Producenci pojazdów na świecie zatrzymują linie montażowe, bo zabrakło tych małych podzespołów niezbędnych do produkcji, do zaostrzenia braków przyczyniły się działania administracji Trumpa przeciwko największym chińskim producentom tych elementów, także pandemia wywołując nagły duży popyt na laptopy i inne wyroby elektroniki użytkowej, poszukiwane przez ludzi zmuszonych do siedzenia w domach. Brak mikroprocesorów odczuły najbardziej Ford, Toyota, Volkswagen, Fiat Chrysler, Nissan, Subaru — pisze Reuter.
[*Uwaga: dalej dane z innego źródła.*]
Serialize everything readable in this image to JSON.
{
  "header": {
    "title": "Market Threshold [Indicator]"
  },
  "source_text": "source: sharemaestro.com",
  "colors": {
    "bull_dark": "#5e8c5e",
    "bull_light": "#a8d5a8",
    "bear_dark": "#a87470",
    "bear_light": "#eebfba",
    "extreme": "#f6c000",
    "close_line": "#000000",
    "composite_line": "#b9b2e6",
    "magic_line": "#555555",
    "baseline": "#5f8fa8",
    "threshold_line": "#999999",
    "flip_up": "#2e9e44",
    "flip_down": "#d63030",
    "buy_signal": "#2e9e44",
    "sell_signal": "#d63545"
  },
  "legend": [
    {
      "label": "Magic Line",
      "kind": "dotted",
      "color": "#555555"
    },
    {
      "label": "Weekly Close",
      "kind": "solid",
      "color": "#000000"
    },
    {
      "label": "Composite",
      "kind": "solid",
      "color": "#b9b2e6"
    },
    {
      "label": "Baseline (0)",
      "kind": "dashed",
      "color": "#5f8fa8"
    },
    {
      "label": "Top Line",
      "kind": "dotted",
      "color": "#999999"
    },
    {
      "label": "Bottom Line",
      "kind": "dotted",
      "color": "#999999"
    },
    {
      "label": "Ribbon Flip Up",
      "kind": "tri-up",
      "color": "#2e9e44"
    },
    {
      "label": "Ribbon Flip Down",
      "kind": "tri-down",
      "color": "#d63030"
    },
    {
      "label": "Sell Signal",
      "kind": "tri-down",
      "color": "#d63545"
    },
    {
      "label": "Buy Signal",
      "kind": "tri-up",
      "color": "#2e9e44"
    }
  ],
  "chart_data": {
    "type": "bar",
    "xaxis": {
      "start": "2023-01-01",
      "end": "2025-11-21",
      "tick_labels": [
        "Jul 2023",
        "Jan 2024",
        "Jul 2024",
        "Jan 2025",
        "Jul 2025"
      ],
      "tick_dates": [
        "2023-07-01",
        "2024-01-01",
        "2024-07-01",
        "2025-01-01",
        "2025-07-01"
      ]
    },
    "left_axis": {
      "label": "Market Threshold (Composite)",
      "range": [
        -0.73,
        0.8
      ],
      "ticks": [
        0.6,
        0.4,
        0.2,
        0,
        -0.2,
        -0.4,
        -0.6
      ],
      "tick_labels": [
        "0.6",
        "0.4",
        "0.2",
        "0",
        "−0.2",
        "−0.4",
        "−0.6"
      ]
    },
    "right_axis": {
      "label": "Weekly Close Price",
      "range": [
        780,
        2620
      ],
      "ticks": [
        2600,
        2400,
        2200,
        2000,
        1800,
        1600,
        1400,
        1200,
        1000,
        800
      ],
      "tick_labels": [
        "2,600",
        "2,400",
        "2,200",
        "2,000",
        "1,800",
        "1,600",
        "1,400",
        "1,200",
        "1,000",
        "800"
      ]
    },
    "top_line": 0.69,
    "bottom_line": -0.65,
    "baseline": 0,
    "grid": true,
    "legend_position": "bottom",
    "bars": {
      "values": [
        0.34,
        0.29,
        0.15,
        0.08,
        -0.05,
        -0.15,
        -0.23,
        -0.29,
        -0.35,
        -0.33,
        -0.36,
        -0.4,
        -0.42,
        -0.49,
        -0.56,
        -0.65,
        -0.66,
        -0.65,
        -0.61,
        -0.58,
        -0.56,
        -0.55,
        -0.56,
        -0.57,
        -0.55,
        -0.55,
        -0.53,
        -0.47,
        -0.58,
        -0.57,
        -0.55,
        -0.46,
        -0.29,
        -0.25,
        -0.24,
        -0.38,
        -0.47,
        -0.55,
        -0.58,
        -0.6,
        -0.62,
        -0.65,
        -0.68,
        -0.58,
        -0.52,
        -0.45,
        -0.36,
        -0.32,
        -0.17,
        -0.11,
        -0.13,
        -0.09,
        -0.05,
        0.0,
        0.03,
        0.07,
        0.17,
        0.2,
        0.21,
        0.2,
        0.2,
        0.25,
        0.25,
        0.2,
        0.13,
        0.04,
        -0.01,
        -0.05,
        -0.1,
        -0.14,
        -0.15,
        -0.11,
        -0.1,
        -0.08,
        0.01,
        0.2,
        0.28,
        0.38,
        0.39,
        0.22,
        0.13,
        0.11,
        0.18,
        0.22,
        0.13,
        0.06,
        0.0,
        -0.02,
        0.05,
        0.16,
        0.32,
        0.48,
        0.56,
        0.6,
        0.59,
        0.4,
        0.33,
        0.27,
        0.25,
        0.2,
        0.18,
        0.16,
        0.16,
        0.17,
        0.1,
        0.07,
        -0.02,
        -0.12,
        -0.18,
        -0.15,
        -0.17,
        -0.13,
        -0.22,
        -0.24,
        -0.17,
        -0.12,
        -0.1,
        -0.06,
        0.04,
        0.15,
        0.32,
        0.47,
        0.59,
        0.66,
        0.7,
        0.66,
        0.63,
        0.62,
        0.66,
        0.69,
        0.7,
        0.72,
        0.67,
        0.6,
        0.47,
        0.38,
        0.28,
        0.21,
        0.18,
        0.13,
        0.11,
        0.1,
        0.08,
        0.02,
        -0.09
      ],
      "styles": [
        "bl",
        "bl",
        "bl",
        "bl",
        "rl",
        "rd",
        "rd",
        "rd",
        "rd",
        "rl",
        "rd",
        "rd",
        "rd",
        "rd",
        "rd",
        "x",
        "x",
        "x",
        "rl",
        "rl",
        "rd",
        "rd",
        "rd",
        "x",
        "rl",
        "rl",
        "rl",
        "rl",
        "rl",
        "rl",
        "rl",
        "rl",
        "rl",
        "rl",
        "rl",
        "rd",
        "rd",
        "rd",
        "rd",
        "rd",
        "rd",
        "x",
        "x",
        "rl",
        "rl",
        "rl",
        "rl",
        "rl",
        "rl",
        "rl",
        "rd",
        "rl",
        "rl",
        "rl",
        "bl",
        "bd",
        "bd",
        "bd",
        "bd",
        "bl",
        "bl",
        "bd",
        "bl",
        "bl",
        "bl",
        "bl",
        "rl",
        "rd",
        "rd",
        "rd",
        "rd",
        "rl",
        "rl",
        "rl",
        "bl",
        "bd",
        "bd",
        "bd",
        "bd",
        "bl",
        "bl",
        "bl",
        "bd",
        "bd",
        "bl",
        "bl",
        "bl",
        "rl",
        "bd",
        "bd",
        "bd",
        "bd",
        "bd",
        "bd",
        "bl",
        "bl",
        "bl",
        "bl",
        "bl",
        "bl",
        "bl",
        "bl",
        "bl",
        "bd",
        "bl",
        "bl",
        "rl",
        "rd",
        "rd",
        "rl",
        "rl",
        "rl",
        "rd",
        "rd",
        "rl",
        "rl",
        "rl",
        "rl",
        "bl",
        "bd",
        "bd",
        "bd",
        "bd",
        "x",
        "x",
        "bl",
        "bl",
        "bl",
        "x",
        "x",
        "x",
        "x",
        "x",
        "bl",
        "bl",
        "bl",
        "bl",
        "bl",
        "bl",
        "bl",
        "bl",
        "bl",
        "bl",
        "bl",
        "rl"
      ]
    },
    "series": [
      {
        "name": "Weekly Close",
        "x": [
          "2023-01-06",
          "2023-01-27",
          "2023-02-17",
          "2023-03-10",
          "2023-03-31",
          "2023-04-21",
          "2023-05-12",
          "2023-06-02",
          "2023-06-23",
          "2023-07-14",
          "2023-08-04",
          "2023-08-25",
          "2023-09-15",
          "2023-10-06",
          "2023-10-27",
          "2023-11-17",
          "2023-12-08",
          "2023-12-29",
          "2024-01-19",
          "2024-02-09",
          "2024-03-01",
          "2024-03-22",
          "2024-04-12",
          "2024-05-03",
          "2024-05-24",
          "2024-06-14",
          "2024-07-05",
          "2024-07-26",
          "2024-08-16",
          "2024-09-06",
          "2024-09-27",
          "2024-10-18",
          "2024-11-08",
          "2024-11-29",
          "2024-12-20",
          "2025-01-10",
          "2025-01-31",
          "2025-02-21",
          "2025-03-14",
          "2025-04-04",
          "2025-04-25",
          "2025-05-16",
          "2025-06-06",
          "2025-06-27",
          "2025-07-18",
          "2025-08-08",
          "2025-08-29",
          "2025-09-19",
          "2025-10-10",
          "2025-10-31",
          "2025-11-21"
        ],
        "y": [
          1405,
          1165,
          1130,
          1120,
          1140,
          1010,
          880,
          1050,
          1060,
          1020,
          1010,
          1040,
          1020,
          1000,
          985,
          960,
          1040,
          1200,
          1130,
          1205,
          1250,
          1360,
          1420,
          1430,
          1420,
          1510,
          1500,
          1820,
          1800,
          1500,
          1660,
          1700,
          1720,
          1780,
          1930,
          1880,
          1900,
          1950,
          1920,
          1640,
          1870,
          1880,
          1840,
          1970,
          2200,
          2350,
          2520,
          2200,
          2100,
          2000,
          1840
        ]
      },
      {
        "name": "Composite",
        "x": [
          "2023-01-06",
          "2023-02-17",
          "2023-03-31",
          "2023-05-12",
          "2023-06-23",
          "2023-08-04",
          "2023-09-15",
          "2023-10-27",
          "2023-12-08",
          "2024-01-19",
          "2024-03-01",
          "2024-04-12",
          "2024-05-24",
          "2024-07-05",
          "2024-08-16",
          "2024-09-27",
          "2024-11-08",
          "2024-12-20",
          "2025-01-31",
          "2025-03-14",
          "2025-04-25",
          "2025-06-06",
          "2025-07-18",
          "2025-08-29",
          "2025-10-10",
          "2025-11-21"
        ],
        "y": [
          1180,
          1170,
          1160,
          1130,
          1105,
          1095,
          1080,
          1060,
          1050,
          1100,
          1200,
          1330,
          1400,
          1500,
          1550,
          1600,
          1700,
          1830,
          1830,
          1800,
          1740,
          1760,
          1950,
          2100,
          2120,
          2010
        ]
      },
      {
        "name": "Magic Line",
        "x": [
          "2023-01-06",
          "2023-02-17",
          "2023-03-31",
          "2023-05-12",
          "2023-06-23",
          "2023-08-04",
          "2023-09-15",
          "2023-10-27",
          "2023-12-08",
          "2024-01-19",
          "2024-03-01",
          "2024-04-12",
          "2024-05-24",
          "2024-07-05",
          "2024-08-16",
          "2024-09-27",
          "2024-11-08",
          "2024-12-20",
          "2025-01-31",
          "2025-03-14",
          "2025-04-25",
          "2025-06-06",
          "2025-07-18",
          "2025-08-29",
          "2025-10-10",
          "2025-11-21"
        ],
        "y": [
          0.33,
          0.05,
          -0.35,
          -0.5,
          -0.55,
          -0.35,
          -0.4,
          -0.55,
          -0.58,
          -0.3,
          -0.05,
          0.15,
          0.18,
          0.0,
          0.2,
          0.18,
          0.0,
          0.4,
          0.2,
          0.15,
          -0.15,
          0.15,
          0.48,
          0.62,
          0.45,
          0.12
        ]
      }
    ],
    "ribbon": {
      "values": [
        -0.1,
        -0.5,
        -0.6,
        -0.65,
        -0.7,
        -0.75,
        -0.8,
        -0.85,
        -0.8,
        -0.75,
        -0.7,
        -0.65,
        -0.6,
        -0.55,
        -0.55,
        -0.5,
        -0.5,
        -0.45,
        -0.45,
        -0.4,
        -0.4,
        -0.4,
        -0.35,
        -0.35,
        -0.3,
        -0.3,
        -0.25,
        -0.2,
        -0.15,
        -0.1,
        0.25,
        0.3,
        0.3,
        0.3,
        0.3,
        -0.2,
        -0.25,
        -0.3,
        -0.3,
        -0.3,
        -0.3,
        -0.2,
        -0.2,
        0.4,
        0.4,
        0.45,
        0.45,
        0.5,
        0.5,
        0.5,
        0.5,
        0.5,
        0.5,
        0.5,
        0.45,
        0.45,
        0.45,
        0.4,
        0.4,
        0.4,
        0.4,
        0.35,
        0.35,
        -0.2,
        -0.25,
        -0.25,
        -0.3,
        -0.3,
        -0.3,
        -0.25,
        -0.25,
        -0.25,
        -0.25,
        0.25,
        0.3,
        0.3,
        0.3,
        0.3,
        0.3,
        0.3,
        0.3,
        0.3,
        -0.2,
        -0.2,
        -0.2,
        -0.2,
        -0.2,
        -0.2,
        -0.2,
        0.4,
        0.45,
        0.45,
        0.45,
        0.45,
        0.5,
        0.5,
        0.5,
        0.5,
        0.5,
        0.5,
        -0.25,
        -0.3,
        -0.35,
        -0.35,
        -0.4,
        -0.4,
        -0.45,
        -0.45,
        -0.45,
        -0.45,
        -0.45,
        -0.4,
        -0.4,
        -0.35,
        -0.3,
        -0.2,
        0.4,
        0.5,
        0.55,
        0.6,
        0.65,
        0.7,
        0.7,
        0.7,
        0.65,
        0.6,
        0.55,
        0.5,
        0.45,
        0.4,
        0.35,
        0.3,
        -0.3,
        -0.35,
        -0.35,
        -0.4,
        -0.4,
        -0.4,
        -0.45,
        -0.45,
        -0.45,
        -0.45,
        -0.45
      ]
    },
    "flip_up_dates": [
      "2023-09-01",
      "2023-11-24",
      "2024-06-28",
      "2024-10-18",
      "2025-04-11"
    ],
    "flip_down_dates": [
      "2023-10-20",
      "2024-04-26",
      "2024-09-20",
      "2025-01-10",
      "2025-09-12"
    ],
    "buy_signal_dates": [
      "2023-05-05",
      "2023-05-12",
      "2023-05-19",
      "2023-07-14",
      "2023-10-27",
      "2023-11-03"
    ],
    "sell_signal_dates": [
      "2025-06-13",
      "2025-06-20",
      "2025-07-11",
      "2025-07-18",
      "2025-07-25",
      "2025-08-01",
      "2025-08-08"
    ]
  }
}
Rząd Tajwanu, kraju największego na świecie producenta takich czipów, Taiwan Semiconductor Manufacturing (TSMC) podał, że kontaktowały się w tej sprawie rządy innych krajów. „Od końca ubiegłego roku kanałami dyplomatycznymi dotarły prośby od różnych krajów dotyczące braku mikroprocesorów samochodowych" — poinformował resort gospodarki po doniesieniach w mediach, że niemiecki minister gospodarki, Peter Altmaier napisał do tajwańskiego rządu o tym problemie.

Resort wyjaśnił, że najwięksi międzynarodowi producenci pojazdów nie są bezpośrednimi klientami tajwańskich producentów czipów, bo inni producenci takich podzespołów zamawiają je na Tajwanie i sprzedają je firmom samochodowym. „Obecna sytuacja dotycząca podaży i popytu wiąże się także z planami zakładów produkujących mikroprocesory samochodowe zmniejszenia zapasów w martwym sezonie" — wyjaśnił tajwański resort, ale zaczął rozmowy z miejscowymi producentami w reakcji na prośby innych krajów i zwrócił się do nich o udzielenie pełnego wsparcia.

TSMC w odrębnym komunikacie stwierdził, że brak czipów jest bardzo ważną sprawą dla niego, „to nasze główne zadanie, TSMC współpracuje z klientami w szybkim rozwiązaniu kwestii wsparcia dostaw".